Now, officials say alliance forces have dropped more than 4,000 unguided bombs, about 30 percent of the more than 14,000 that have been unloaded on Yugoslavia since the air war began March 24.
The surge in percentage of gravity bombs suggests that in recent days their use has been high.
"As the [Yugoslav] integrated air defense has been taken down to where we had local air superiority and could fly with less danger we've switched," said Maj. Gen. Charles Wald, a senior planner with the Joint Chiefs of Staff.
Most "collateral damage" -- unintended civilian casualties and property losses -- during the air war has been connected to the use of guided munitions.
NATO officials insist they use the unguided variety only where targets are large and distant from civilian sites.
Yet the use of more unguided ordnance has not pleased critics of cluster bombs. They contend that such strikes leave behind duds that later kill and maim civilians.
About 5 percent of such "bomblets" -- the small projectiles within each cluster bomb -- are unexploded, they say.
"We've noticed this trend," said Joost Hiltermann, executive director of the arms-control unit of Human Rights Watch, which opposes the use of cluster bombs.

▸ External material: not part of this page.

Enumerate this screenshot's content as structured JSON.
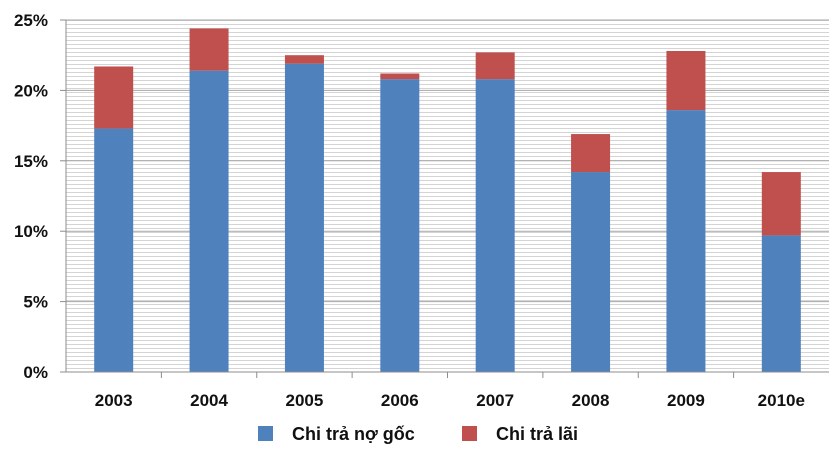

The bombs' optimal use is on targets that cover a wide area, officials said.
NATO officials have acknowledged using 500-pound Mark 82 gravity bombs on ammunition storage areas, fuel depots, barracks and airfields; they say cluster bombs have been used on airfields, ammunition dumps, supply centers and areas where military vehicles are concentrated.
Air Force Col. Phil Meilinger, an air power expert at the Naval War College in Newport, R.I., said that while some observers might conclude that use of unguided bombs suggests NATO is "taking off the gloves and getting nasty," the use of these weapons in such circumstances is customary.
One advantage of the unguided bombs is cost: Each Mark 82 costs about $1,100, while so-called "smart" bombs can cost hundreds of thousands of dollars each. Cruise missiles cost about $1 million apiece.
And, as NATO is hoping to frighten Yugoslav officials to the bargaining table, there is the psychological impact of thunderous B-52s.
They typically fly in groups of three and drop as many as 51 of the 500-pound bombs.